For instance, I will tell myself, “Well, I’m crabby because I’m tired.  Because I haven’t had enough protein.  Because I’ve been under a lot of stress lately.  Because I have a headache.  Because that person did that one particular thing that I have a special, slightly charming weakness for.”  After a certain point, I have to say, “No, I’m crabby because I’m the kind of person who allows myself to be crabby.  I’m the kind of person who will stay up late watching Futurama, even though I know I’ll be tired tomorrow and will yell at the kids during Bible stories.  I’m the kind of person who is more interested in finding excuses, than in changing my behavior.  Praise God, I have found myself!  I am a crab.”

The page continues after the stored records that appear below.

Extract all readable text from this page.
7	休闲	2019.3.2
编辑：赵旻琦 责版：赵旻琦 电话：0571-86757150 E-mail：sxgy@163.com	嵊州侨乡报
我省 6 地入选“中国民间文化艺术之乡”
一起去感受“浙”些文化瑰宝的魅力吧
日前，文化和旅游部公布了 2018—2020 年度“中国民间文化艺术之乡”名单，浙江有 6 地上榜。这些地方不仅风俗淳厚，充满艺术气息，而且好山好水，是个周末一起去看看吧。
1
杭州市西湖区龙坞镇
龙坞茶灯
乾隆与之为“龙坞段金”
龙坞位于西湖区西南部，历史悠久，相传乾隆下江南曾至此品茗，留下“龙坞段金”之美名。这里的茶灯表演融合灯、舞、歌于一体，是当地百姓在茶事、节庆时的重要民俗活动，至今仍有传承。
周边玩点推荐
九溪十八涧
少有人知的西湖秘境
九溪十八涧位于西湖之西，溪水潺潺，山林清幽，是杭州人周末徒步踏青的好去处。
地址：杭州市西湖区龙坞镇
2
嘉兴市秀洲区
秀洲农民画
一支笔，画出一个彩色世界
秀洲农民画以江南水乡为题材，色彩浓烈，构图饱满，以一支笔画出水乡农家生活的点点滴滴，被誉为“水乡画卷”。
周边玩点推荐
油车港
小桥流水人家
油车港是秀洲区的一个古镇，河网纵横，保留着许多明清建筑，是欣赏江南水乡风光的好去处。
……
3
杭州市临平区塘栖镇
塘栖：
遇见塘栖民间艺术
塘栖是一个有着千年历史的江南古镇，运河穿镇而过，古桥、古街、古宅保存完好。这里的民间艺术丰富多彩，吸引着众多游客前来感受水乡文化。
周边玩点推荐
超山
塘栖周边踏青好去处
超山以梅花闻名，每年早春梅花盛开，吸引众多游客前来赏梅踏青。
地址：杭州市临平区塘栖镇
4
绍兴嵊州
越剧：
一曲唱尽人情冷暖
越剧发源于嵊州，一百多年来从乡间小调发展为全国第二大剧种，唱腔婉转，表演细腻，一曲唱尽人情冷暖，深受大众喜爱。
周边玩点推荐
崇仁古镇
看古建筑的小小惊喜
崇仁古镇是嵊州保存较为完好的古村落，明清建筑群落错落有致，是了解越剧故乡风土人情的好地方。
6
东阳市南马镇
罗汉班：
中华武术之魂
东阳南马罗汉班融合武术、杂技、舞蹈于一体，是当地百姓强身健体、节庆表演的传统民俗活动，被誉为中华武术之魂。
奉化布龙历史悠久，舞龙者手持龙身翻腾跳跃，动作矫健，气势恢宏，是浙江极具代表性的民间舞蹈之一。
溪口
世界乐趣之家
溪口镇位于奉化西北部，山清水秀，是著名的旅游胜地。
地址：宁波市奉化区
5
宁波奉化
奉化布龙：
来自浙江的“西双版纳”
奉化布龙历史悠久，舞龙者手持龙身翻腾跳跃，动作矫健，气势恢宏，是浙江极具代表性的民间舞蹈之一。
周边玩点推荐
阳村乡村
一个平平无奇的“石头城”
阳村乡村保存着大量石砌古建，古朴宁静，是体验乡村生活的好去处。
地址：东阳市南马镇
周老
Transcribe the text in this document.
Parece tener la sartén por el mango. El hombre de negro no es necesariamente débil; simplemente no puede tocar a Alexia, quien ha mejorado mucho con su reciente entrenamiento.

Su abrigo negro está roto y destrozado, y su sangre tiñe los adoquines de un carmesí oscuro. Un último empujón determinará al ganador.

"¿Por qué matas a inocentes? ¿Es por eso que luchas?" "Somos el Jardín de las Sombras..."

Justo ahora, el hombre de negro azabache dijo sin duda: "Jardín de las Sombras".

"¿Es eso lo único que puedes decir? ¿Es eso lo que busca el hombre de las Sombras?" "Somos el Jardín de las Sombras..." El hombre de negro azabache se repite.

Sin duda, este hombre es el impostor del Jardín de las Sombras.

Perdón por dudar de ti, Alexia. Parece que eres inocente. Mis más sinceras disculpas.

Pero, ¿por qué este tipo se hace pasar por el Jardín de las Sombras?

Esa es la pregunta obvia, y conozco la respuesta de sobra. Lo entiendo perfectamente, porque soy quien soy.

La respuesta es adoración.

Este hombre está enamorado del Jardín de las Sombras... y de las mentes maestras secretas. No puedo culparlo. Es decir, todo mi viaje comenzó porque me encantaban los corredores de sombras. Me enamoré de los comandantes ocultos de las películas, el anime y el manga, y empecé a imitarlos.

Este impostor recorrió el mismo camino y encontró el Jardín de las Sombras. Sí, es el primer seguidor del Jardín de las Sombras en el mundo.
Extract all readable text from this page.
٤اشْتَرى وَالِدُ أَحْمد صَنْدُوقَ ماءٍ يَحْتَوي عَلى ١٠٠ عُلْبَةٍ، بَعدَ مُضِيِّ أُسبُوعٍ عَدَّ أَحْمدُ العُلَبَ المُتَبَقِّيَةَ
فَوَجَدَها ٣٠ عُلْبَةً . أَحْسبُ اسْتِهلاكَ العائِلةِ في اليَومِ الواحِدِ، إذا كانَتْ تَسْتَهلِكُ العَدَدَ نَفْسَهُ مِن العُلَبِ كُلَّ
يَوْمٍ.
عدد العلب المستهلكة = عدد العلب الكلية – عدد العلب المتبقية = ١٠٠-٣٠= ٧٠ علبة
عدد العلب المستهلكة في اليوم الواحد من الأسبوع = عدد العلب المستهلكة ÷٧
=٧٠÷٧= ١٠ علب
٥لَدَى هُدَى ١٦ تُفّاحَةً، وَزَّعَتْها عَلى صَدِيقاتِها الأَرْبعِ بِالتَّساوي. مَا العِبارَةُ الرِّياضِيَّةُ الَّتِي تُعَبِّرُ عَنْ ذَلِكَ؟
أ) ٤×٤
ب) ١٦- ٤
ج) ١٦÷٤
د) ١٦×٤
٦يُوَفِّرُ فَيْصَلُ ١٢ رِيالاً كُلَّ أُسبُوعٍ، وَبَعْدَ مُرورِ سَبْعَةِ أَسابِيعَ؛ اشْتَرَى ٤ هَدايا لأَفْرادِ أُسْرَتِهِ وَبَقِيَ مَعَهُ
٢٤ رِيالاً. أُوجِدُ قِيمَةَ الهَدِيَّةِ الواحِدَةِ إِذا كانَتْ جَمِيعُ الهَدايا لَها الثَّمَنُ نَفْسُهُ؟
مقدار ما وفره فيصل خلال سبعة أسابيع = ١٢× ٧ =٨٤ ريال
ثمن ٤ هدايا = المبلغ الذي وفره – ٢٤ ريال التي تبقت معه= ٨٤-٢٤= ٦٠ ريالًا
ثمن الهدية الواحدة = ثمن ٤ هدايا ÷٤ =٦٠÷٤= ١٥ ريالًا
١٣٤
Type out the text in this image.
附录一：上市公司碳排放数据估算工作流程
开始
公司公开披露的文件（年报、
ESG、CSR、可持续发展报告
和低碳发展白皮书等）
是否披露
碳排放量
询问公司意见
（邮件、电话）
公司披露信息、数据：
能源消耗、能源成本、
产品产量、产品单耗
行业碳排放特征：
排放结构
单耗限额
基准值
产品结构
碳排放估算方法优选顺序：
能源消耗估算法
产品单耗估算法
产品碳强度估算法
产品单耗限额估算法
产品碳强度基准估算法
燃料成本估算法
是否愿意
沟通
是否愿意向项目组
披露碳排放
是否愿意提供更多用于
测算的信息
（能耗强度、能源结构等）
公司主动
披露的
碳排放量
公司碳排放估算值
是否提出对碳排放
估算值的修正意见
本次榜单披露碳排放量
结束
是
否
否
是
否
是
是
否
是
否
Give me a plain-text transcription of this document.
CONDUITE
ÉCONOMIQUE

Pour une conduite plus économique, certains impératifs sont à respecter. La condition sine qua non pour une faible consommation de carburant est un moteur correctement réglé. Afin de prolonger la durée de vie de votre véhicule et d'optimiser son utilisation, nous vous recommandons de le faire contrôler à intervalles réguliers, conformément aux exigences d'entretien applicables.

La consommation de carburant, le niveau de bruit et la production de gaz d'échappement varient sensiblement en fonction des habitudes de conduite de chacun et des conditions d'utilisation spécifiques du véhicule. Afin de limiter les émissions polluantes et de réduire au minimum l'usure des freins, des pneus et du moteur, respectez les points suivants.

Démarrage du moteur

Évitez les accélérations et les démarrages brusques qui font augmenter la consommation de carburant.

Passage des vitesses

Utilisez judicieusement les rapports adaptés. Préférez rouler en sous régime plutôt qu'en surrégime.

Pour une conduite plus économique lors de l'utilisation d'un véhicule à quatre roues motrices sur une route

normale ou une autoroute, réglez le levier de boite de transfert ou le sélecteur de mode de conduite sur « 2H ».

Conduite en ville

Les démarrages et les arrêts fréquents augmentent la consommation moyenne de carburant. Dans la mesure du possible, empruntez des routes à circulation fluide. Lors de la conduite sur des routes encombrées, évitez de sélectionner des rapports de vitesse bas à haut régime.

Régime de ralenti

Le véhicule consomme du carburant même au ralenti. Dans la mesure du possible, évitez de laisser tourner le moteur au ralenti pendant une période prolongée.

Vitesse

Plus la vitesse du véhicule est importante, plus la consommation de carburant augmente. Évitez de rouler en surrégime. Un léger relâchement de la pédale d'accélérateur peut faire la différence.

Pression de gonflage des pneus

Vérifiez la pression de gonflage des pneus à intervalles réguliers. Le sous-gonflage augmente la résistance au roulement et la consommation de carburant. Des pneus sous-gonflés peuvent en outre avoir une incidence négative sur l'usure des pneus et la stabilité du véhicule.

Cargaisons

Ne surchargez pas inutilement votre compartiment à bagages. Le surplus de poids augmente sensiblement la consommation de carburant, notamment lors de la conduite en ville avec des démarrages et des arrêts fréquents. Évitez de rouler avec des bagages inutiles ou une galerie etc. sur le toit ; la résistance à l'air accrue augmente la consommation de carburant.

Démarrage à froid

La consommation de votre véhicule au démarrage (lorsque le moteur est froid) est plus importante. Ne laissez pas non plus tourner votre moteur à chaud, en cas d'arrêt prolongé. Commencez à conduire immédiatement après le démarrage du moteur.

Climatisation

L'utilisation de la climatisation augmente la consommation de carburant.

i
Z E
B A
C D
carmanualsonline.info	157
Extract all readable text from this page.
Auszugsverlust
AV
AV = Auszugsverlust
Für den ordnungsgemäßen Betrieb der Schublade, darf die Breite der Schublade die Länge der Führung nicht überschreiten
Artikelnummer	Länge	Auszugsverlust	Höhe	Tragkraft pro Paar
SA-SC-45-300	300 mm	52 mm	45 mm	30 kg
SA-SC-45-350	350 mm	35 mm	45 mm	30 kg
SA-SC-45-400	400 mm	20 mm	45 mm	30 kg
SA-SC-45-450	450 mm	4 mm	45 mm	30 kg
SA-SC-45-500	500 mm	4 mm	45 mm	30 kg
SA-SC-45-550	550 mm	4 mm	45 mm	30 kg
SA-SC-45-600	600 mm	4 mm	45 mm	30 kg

If we don’t know who we are, if we can’t see ourselves, maybe it’s because we spend too much time leaning forward into a mirror, and have fogged it up entirely with our own heavy breathing.  For most of us, by the time we’re adults, it’s no mystery who we are.  There is no need to get the divorce courts involved, no need to devastate the lives of people we vowed to love.

Looking to find yourself?  Here’s a suggestion:  instead of running away, try the confessional.  So much easier and cheaper than going back to your childhood home, and so much more effective:  confession makes us look at ourselves, recognize what we did and who we are . . . and it lets us start all over again.  The best place to find yourself, this Lent, is in the confessional.